William Buckley’s homeschooling

Bogus, Buckley, 65-6

With the exceptions of the several years in Paris for the older children and the year in England for Bill and two of his sisters, the Buckley clan was homeschooled through eight grade. Will set up a homeschool in a small building immediately behind the main house at Great Elm, and he sent around a circular to three hundred families in the Sharon area inviting them to consider sending their children to his homeschool in order to avoid the “blight of Liberalism and Communism they will encounter in almost all elementary schools.” His school, he assured parents, would not be in any fashion “progressive.” Three children from the area eventually attended Will’s school along with the Buckley children. One of them was the daughter of the local Episcopal minister; her name was then Audrey Cotter, but she later became famous under the stage name Audrey Meadows. Will engaged two full-time teachers–one American, the other British–and supplemented them with additional tutors and coaches for music and extracurricular activities.

Will purchased curricula from the Calvert School, a venerable homeschooling organization in Baltimore. The children used Calvert materials for academic subjects, which they studied in the mornings. In the afternoons, they received additional instruction in a wide assortment of sports and hobbies, ranging from golf and ballroom dancing to birdwatching and carpentry. The most important extracurricular was music. Great Elm had an organ and five pianos, and the Buckley children were required to practice piano forty-five minutes per day.

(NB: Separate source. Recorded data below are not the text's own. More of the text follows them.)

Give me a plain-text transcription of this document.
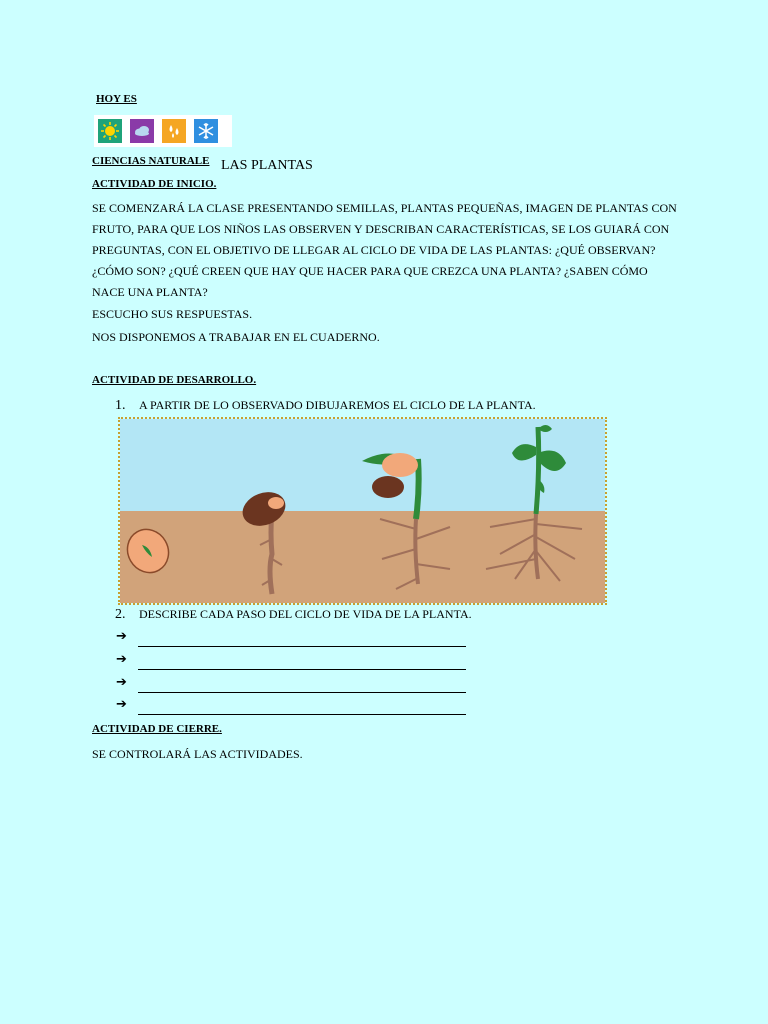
HOY ES
CIENCIAS NATURALE LAS PLANTAS
ACTIVIDAD DE INICIO.
SE COMENZARÁ LA CLASE PRESENTANDO SEMILLAS, PLANTAS PEQUEÑAS, IMAGEN DE PLANTAS CON
FRUTO, PARA QUE LOS NIÑOS LAS OBSERVEN Y DESCRIBAN CARACTERÍSTICAS, SE LOS GUIARÁ CON
PREGUNTAS, CON EL OBJETIVO DE LLEGAR AL CICLO DE VIDA DE LAS PLANTAS: ¿QUÉ OBSERVAN?
¿CÓMO SON? ¿QUÉ CREEN QUE HAY QUE HACER PARA QUE CREZCA UNA PLANTA? ¿SABEN CÓMO
NACE UNA PLANTA?
ESCUCHO SUS RESPUESTAS.
NOS DISPONEMOS A TRABAJAR EN EL CUADERNO.
ACTIVIDAD DE DESARROLLO.
1. A PARTIR DE LO OBSERVADO DIBUJAREMOS EL CICLO DE LA PLANTA.
2. DESCRIBE CADA PASO DEL CICLO DE VIDA DE LA PLANTA.
➔
➔
➔
➔
ACTIVIDAD DE CIERRE.
SE CONTROLARÁ LAS ACTIVIDADES.
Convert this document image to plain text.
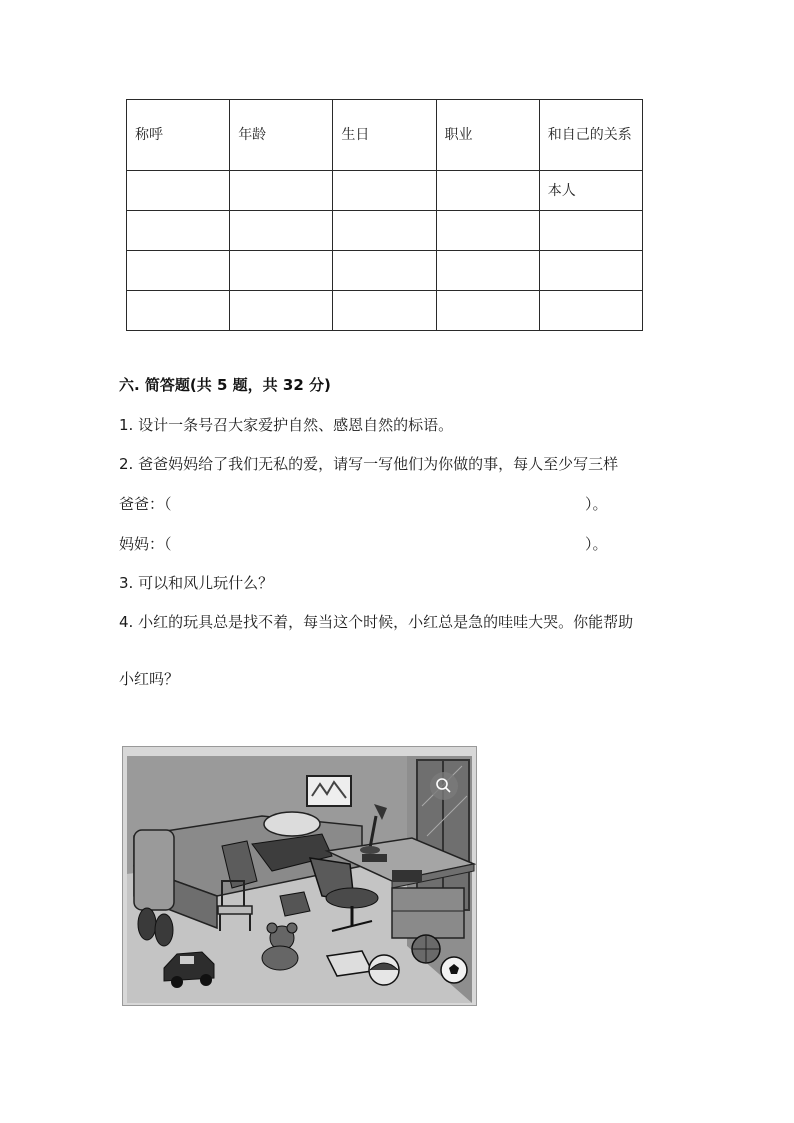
称呼	年龄	生日	职业	和自己的关系
				本人

六. 简答题(共 5 题，共 32 分)
1. 设计一条号召大家爱护自然、感恩自然的标语。
2. 爸爸妈妈给了我们无私的爱，请写一写他们为你做的事，每人至少写三样
爸爸：（	）。
妈妈：（	）。
3. 可以和风儿玩什么？
4. 小红的玩具总是找不着，每当这个时候，小红总是急的哇哇大哭。你能帮助
小红吗？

The children regularly visited the private Hotchkiss Library on the Sharon Green, less than a mile away from Great Elm. The library had a well-sticked children’s room and a wonderful librarian named Marry Mackay, who got to know each of the children’s individual tastes and alerted them to new arrivals that she thought they would enjoy. Bill Buckley’s last public appearance, in the fall of 2008, was at a fund-raising event for Hotchkiss Library, at which he, four of his siblings, and his son Christopher read from their books.